Homily – 6th Sunday of Easter – Fr. Smith

The experience of doing something that does not reflect our usual behavior that is not “who we are” is disconcerting. Usually, it is also unwanted because we have done something worse than usual. Less common, at least for me, is doing something uncharacteristically good and noble showing unconditioned love. St John looks at how this occurs, what it reveals, and how we can build on it in today’s passage and it is wonderful that we read it on Mother’s Day.

It is a common observation that a mother’s love is the closest human approximation of God’s unconditioned love. It is not of course universal nor consistent, but I have seen a mother through herself in front of a car to protect her child and many who did not abandon intolerable children. This kind of caring has been analyzed by philosophers, psychologists and scientists for generations and has generated an immense literature. I took a course on the “philosophy of love” in college, and we examined innumerable theories, most of which missed the mark.

Then as now I think the Holy Spirit, as St John will show us today, is the best answer.

He begins this week’s passage with “If you love me, you will keep my commandments”. He does not say, you will know your catechism or think spiritual thoughts about me but that, but you will recognize that there are non-negotiable behaviors that are part of being a disciple. 

We continue reading Jesus’ farewell to the apostles at the last supper. He began by washing the feet of his disciples. This was the most demeaning act in the NT other than the crucifixion itself.  Feet were dirty and someone who cleaned another’s feet was clearly subservient.  Even a Jewish slave was not required to do this. This was immensely symbolic and Peter, understanding Jesus’ strategy at first resisted: “If I, therefore, the master and teacher, have washed your feet, you ought to wash one another’s feet. I have given you a model to follow, so that as I have done for you, you should also do. (Jn 13:14–15). He will then tell them that “I give a new commandment: love one another. As I have loved you, so you also should love one another.” (Jn 13:34).

Jesus says however to obey the commandments not just commandment. He means the 10 commandments of course but also the great moral teachings of the Jews and to do so with a pure heart. I presume that they, like me, tried and mostly failed. He therefore tells them that he will ask the Father to send “another Advocate to be with you always” Advocate is a somewhat inadequate translation of Paraclete with means “called alongside of”. It is a legal term reflecting the Roman custom that allowed a person of high status to stand with a less privileged person to show his support and testify to the accused person’s honor and innocence. Jesus was the first paraclete – our first Supporter/Advocate. The apostles experienced being better than they thought themselves to be when Jesus was with them. Jesus now assures them that they will experience and do the same with the Spirit. The spirit will be the way that Jesus will be present to them. He will not be experienced by those who are not connected to Jesus, and we are connected to him by obeying his commandments that show the unconditioned love that he did by washing the feet of the disciples. When we love as he does, we will know that he is with the Father “and that You are in me and I in you”. 

We also experience Jesus himself. “And whoever loves me will be loved by my Father, and I will love him and reveal myself to him”

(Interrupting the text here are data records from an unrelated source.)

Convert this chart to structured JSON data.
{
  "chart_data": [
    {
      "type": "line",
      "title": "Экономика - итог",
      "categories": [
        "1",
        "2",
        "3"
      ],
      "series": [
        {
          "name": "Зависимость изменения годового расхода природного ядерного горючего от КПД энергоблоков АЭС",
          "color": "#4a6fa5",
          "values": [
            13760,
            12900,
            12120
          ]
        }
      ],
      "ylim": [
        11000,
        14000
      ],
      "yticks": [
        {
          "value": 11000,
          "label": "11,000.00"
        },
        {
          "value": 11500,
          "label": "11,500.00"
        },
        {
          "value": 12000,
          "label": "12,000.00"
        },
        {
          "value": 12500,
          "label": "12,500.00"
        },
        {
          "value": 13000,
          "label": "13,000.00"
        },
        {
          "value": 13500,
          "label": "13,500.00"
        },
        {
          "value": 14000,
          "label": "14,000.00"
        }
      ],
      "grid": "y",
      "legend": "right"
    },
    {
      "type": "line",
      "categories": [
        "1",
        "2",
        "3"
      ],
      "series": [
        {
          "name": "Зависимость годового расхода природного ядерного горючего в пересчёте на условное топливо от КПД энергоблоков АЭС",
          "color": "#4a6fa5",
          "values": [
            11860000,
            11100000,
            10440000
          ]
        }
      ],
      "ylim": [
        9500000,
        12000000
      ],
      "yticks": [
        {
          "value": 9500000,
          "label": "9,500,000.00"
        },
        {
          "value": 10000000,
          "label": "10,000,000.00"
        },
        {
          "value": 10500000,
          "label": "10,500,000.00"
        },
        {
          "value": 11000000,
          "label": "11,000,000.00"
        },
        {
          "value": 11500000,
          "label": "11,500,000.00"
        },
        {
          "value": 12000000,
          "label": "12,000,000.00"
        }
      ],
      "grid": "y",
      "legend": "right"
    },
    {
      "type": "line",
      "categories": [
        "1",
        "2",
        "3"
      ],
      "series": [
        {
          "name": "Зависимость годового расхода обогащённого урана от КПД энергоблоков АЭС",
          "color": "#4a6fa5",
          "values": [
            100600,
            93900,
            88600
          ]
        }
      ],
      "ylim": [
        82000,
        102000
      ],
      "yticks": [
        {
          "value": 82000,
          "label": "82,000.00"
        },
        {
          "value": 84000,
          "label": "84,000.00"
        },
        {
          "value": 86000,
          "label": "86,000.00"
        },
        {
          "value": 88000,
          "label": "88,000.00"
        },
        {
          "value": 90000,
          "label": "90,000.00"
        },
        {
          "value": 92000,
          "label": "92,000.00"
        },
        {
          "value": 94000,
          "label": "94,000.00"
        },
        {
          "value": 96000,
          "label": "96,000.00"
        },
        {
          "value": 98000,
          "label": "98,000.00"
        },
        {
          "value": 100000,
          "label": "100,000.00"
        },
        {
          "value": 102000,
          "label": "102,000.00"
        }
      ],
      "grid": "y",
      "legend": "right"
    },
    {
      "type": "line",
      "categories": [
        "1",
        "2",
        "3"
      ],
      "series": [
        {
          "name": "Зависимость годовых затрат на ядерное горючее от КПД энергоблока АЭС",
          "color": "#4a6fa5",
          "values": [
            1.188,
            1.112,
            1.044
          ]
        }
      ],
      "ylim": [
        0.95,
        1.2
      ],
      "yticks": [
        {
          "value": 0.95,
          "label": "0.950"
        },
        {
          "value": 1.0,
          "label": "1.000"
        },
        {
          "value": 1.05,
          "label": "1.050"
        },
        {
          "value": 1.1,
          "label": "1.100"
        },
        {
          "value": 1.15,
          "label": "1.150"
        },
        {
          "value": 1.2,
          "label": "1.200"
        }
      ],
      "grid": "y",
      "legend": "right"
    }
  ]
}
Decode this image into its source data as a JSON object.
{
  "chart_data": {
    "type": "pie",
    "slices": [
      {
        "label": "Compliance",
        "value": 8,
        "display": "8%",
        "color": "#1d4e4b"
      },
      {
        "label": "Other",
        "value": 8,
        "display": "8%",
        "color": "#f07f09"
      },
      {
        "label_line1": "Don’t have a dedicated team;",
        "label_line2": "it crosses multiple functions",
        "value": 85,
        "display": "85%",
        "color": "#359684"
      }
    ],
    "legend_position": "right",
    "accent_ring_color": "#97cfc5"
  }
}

When we think about Jesus revealing himself it is natural to think about mystics. This is true and there are many more people who have enjoyed mystical experiences than we might imagine but Jesus is most present to lovers. 

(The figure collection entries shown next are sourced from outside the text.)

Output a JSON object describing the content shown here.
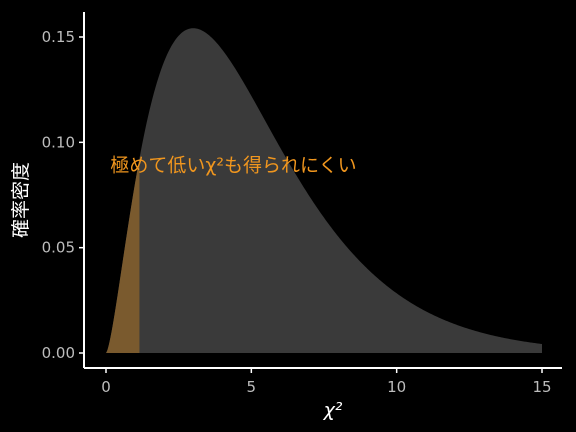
{
  "chart_data": {
    "type": "area",
    "distribution": "chi-square",
    "df": 5,
    "xlabel": "χ²",
    "ylabel": "確率密度",
    "xlim": [
      0,
      15
    ],
    "ylim": [
      0,
      0.155
    ],
    "x_ticks": [
      0,
      5,
      10,
      15
    ],
    "y_ticks": [
      0.0,
      0.05,
      0.1,
      0.15
    ],
    "x_tick_labels": [
      "0",
      "5",
      "10",
      "15"
    ],
    "y_tick_labels": [
      "0.00",
      "0.05",
      "0.10",
      "0.15"
    ],
    "series": [
      {
        "role": "density",
        "x_range": [
          0,
          15
        ],
        "color": "#3a3a3a"
      },
      {
        "role": "lower-tail",
        "x_range": [
          0,
          1.15
        ],
        "color": "#7a5a2e"
      }
    ],
    "annotations": [
      {
        "text": "極めて低いχ²も得られにくい",
        "x": 0.15,
        "y": 0.09,
        "color": "#f0961e"
      }
    ],
    "grid": false,
    "background": "#000000",
    "axis_color": "#ffffff"
  }
}
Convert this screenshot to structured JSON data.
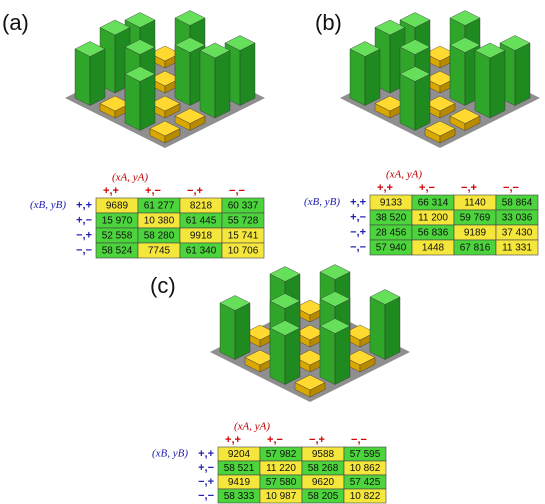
{
  "panels": [
    {
      "label": "(a)",
      "table": {
        "col_axis": "(xA, yA)",
        "row_axis": "(xB, yB)",
        "col_headers": [
          "+,+",
          "+,−",
          "−,+",
          "−,−"
        ],
        "row_headers": [
          "+,+",
          "+,−",
          "−,+",
          "−,−"
        ],
        "rows": [
          {
            "cells": [
              {
                "text": "9689",
                "color": "#f5e63c"
              },
              {
                "text": "61 277",
                "color": "#4cd43c"
              },
              {
                "text": "8218",
                "color": "#f5e63c"
              },
              {
                "text": "60 337",
                "color": "#4cd43c"
              }
            ]
          },
          {
            "cells": [
              {
                "text": "15 970",
                "color": "#4cd43c"
              },
              {
                "text": "10 380",
                "color": "#f5e63c"
              },
              {
                "text": "61 445",
                "color": "#4cd43c"
              },
              {
                "text": "55 728",
                "color": "#4cd43c"
              }
            ]
          },
          {
            "cells": [
              {
                "text": "52 558",
                "color": "#4cd43c"
              },
              {
                "text": "58 280",
                "color": "#4cd43c"
              },
              {
                "text": "9918",
                "color": "#f5e63c"
              },
              {
                "text": "15 741",
                "color": "#f5e63c"
              }
            ]
          },
          {
            "cells": [
              {
                "text": "58 524",
                "color": "#4cd43c"
              },
              {
                "text": "7745",
                "color": "#f5e63c"
              },
              {
                "text": "61 340",
                "color": "#4cd43c"
              },
              {
                "text": "10 706",
                "color": "#f5e63c"
              }
            ]
          }
        ]
      }
    },
    {
      "label": "(b)",
      "table": {
        "col_axis": "(xA, yA)",
        "row_axis": "(xB, yB)",
        "col_headers": [
          "+,+",
          "+,−",
          "−,+",
          "−,−"
        ],
        "row_headers": [
          "+,+",
          "+,−",
          "−,+",
          "−,−"
        ],
        "rows": [
          {
            "cells": [
              {
                "text": "9133",
                "color": "#f5e63c"
              },
              {
                "text": "66 314",
                "color": "#4cd43c"
              },
              {
                "text": "1140",
                "color": "#f5e63c"
              },
              {
                "text": "58 864",
                "color": "#4cd43c"
              }
            ]
          },
          {
            "cells": [
              {
                "text": "38 520",
                "color": "#4cd43c"
              },
              {
                "text": "11 200",
                "color": "#f5e63c"
              },
              {
                "text": "59 769",
                "color": "#4cd43c"
              },
              {
                "text": "33 036",
                "color": "#4cd43c"
              }
            ]
          },
          {
            "cells": [
              {
                "text": "28 456",
                "color": "#4cd43c"
              },
              {
                "text": "56 836",
                "color": "#4cd43c"
              },
              {
                "text": "9189",
                "color": "#f5e63c"
              },
              {
                "text": "37 430",
                "color": "#f5e63c"
              }
            ]
          },
          {
            "cells": [
              {
                "text": "57 940",
                "color": "#4cd43c"
              },
              {
                "text": "1448",
                "color": "#f5e63c"
              },
              {
                "text": "67 816",
                "color": "#4cd43c"
              },
              {
                "text": "11 331",
                "color": "#f5e63c"
              }
            ]
          }
        ]
      }
    },
    {
      "label": "(c)",
      "table": {
        "col_axis": "(xA, yA)",
        "row_axis": "(xB, yB)",
        "col_headers": [
          "+,+",
          "+,−",
          "−,+",
          "−,−"
        ],
        "row_headers": [
          "+,+",
          "+,−",
          "−,+",
          "−,−"
        ],
        "rows": [
          {
            "cells": [
              {
                "text": "9204",
                "color": "#f5e63c"
              },
              {
                "text": "57 982",
                "color": "#4cd43c"
              },
              {
                "text": "9588",
                "color": "#f5e63c"
              },
              {
                "text": "57 595",
                "color": "#4cd43c"
              }
            ]
          },
          {
            "cells": [
              {
                "text": "58 521",
                "color": "#4cd43c"
              },
              {
                "text": "11 220",
                "color": "#f5e63c"
              },
              {
                "text": "58 268",
                "color": "#4cd43c"
              },
              {
                "text": "10 862",
                "color": "#f5e63c"
              }
            ]
          },
          {
            "cells": [
              {
                "text": "9419",
                "color": "#f5e63c"
              },
              {
                "text": "57 580",
                "color": "#4cd43c"
              },
              {
                "text": "9620",
                "color": "#f5e63c"
              },
              {
                "text": "57 425",
                "color": "#4cd43c"
              }
            ]
          },
          {
            "cells": [
              {
                "text": "58 333",
                "color": "#4cd43c"
              },
              {
                "text": "10 987",
                "color": "#f5e63c"
              },
              {
                "text": "58 205",
                "color": "#4cd43c"
              },
              {
                "text": "10 822",
                "color": "#f5e63c"
              }
            ]
          }
        ]
      }
    }
  ]
}
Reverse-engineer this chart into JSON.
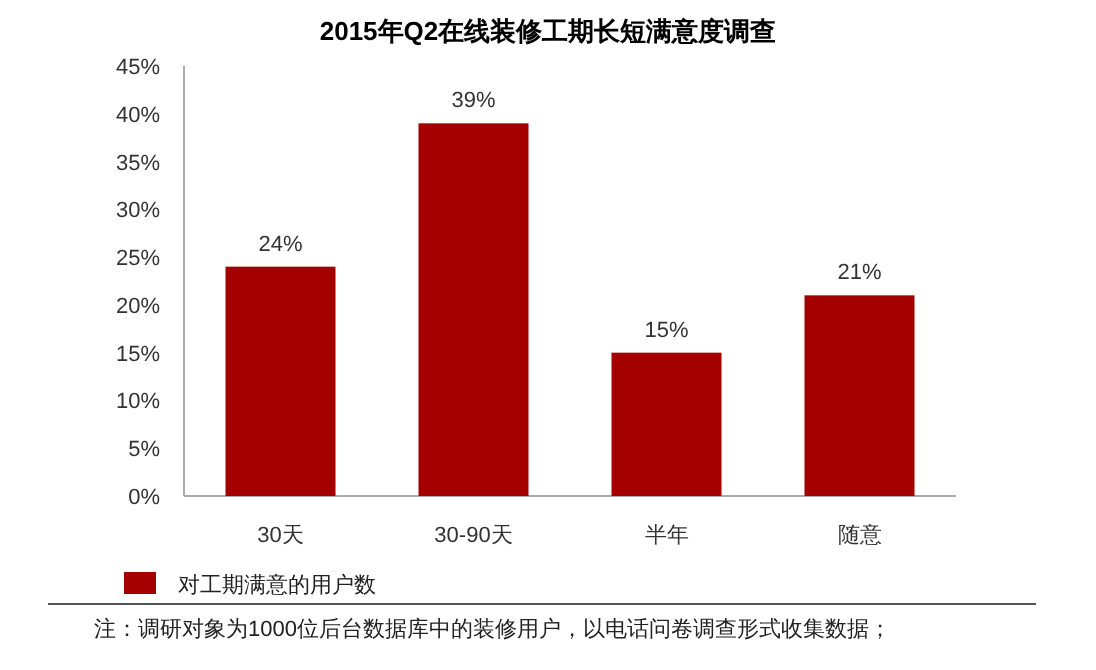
{
  "chart_data": {
    "type": "bar",
    "title": "2015年Q2在线装修工期长短满意度调查",
    "categories": [
      "30天",
      "30-90天",
      "半年",
      "随意"
    ],
    "series": [
      {
        "name": "对工期满意的用户数",
        "color": "#a50000",
        "values": [
          24,
          39,
          15,
          21
        ],
        "value_labels": [
          "24%",
          "39%",
          "15%",
          "21%"
        ]
      }
    ],
    "ylim": [
      0,
      45
    ],
    "yticks": [
      {
        "value": 0,
        "label": "0%"
      },
      {
        "value": 5,
        "label": "5%"
      },
      {
        "value": 10,
        "label": "10%"
      },
      {
        "value": 15,
        "label": "15%"
      },
      {
        "value": 20,
        "label": "20%"
      },
      {
        "value": 25,
        "label": "25%"
      },
      {
        "value": 30,
        "label": "30%"
      },
      {
        "value": 35,
        "label": "35%"
      },
      {
        "value": 40,
        "label": "40%"
      },
      {
        "value": 45,
        "label": "45%"
      }
    ],
    "grid": false,
    "legend": "bottom left",
    "annotations": [
      "注：调研对象为1000位后台数据库中的装修用户，以电话问卷调查形式收集数据；"
    ]
  }
}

Jesus reveals himself to us whenever we love and when we love we open ourselves to the Holy Spirit – our biggest supporter – who moves us to dare to love more. John proclaims that Jesus’ spirit remains with us though the church tto guide, comfort, and support us.  To be the home of Jesus the church must be the school of love. This requires education in every form: teaching the doctrines, celebrating the sacraments but most importantly serving each other as Jesus taught and lived. 

We must help each other by surprising ourselves with how well we can love. This is through close relationships and the best place to begin is our own families. The family is well seen as the “domestic Church”, the most valuable building block for a good life. Now we are back to mothers again with a detour.

At my Ordination retreat a beloved older priest told us that the expectations for priests were unreasonably high. For social as well as theological reasons people expected priests not to ever have an off day nor a day off, to be kind, generous, loving and learned 24/7, 365. This is of course impossible, but he suggested that we embrace it, seek to truly love as people want us to and accept the inevitable failures with good grace and better humor.

Being as shy then as I am now, I opined that in that case, people should call us mother not father, showing once again that “many a true word is said in jest”. Our expectations for our mothers are perhaps even more unrealistic and indeed impossible than those for priests. Yet I think that it is the truest sign of the presence of the holy spirit in the world that so many women stand with the spirit in their daily lives and love without question or seeming limit. Let us take this Mother’s Day to thank them for revealing to us the unconditioned love of the Father.